Ahora, podemos hacer más de 5 actividades en una sola acción. Tenemos videollamadas y mientras hablamos en conferencia, podemos chatear con otros, revisar Twitter, darle like a fotos de Instagram y compartir información, todo al mismo tiempo.

Eso cuando era niño, realmente era impensable. Hoy mis 2 hijos adolescentes pueden hacer eso y más todo al tiempo. Y aislarse por completo consumidos por el aparato y sus funciones hasta sentir que no están en ninguna parte.

Si bien en muchas cosas se han dado grandes avances y la evolución es evidente, en medio de esos adelantos, por el contrario, el comportamiento ha empeorado.

Me explico, el peligro de que el pensamiento y la conciencia de las personas no evolucionen, es que las diferencias que hoy nos consumen siguen siendo parecidas a las de nuestros ancestros.

Sí al sentarnos a la mesa lo que el otro tiene para decir no es importante, porque lo único que importa es la información que veo en el celular alejando a los demás e importando solo lo mío, comienza a desbarajustar la sociedad.

Luego, esos mismos fenómenos, se trasladan a la vida en sociedad y a lamentar por ejemplo que una persona no le importe sino llegar a su destino a expensas de poner en riesgo a los demás sin importarle.

Decía alguien que el amor, puede vencerlo todo, aunque puede ser derrotado si lo que nos parece que está bien se vuelve una rutina, porque esta rutina nos quita la alegría que luego embolata el sentido de ese amor.

Estar esclavos del celular puede ser el comienzo de la ruptura, porque se volvió una rutina que lamentablemente en vez de mejorar las relaciones interpersonales, las congela en el tiempo.

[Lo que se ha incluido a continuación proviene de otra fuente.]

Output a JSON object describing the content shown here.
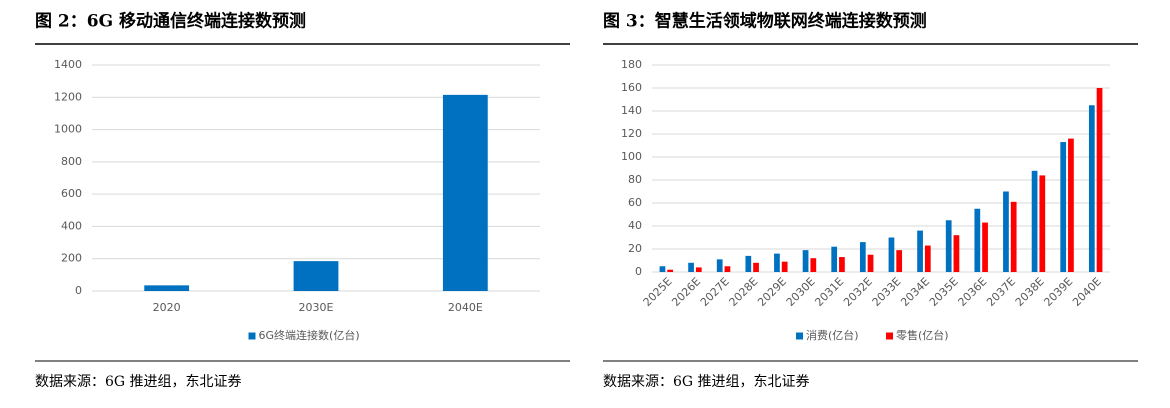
{
  "chart_data": [
    {
      "type": "bar",
      "title": "图 2：6G 移动通信终端连接数预测",
      "source": "数据来源：6G 推进组，东北证券",
      "categories": [
        "2020",
        "2030E",
        "2040E"
      ],
      "series": [
        {
          "name": "6G终端连接数(亿台)",
          "color": "#0070c0",
          "values": [
            35,
            185,
            1215
          ]
        }
      ],
      "ylim": [
        0,
        1400
      ],
      "yticks": [
        0,
        200,
        400,
        600,
        800,
        1000,
        1200,
        1400
      ],
      "grid": true,
      "legend": "bottom"
    },
    {
      "type": "bar",
      "title": "图 3：智慧生活领域物联网终端连接数预测",
      "source": "数据来源：6G 推进组，东北证券",
      "categories": [
        "2025E",
        "2026E",
        "2027E",
        "2028E",
        "2029E",
        "2030E",
        "2031E",
        "2032E",
        "2033E",
        "2034E",
        "2035E",
        "2036E",
        "2037E",
        "2038E",
        "2039E",
        "2040E"
      ],
      "series": [
        {
          "name": "消费(亿台)",
          "color": "#0070c0",
          "values": [
            5,
            8,
            11,
            14,
            16,
            19,
            22,
            26,
            30,
            36,
            45,
            55,
            70,
            88,
            113,
            145
          ]
        },
        {
          "name": "零售(亿台)",
          "color": "#ff0000",
          "values": [
            2,
            4,
            5,
            8,
            9,
            12,
            13,
            15,
            19,
            23,
            32,
            43,
            61,
            84,
            116,
            160
          ]
        }
      ],
      "ylim": [
        0,
        180
      ],
      "yticks": [
        0,
        20,
        40,
        60,
        80,
        100,
        120,
        140,
        160,
        180
      ],
      "grid": true,
      "legend": "bottom",
      "rotate_labels": true
    }
  ]
}
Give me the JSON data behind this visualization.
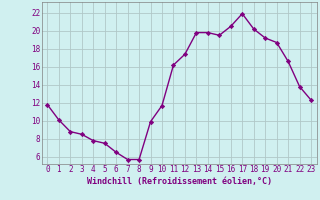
{
  "x": [
    0,
    1,
    2,
    3,
    4,
    5,
    6,
    7,
    8,
    9,
    10,
    11,
    12,
    13,
    14,
    15,
    16,
    17,
    18,
    19,
    20,
    21,
    22,
    23
  ],
  "y": [
    11.8,
    10.1,
    8.8,
    8.5,
    7.8,
    7.5,
    6.5,
    5.7,
    5.7,
    9.9,
    11.7,
    16.2,
    17.4,
    19.8,
    19.8,
    19.5,
    20.5,
    21.9,
    20.2,
    19.2,
    18.7,
    16.6,
    13.8,
    12.3
  ],
  "line_color": "#800080",
  "marker": "D",
  "markersize": 2.2,
  "linewidth": 1.0,
  "bg_color": "#d0f0f0",
  "grid_color": "#b0c8c8",
  "xlabel": "Windchill (Refroidissement éolien,°C)",
  "xlabel_color": "#800080",
  "xlabel_fontsize": 6.0,
  "tick_color": "#800080",
  "tick_fontsize": 5.5,
  "yticks": [
    6,
    8,
    10,
    12,
    14,
    16,
    18,
    20,
    22
  ],
  "ylim": [
    5.2,
    23.2
  ],
  "xlim": [
    -0.5,
    23.5
  ]
}
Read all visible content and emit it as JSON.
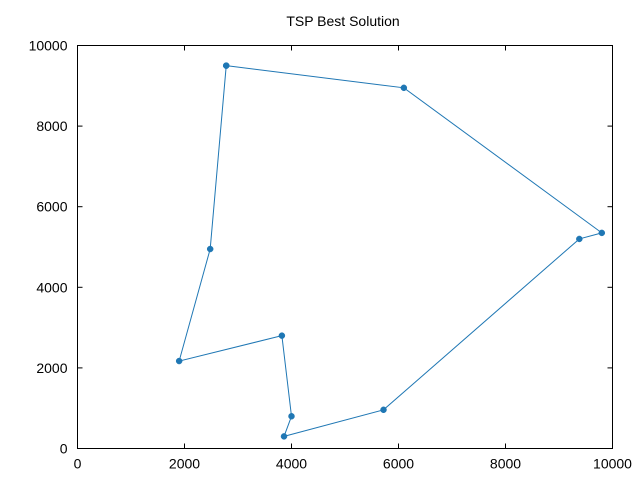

Agradezco a mis lectores por tomarse el tiempo de leerme y les deseo que puedan desprenderse de sus redes y hobbies para compartir más en familia y disfrutar un inicio de año pleno y llenos de amor, bendición y mucha paz. ¡Feliz 2022!

*Las opiniones expresadas en este texto son responsabilidad exclusiva de su autor y no representan para nada la posición editorial de Pulzo.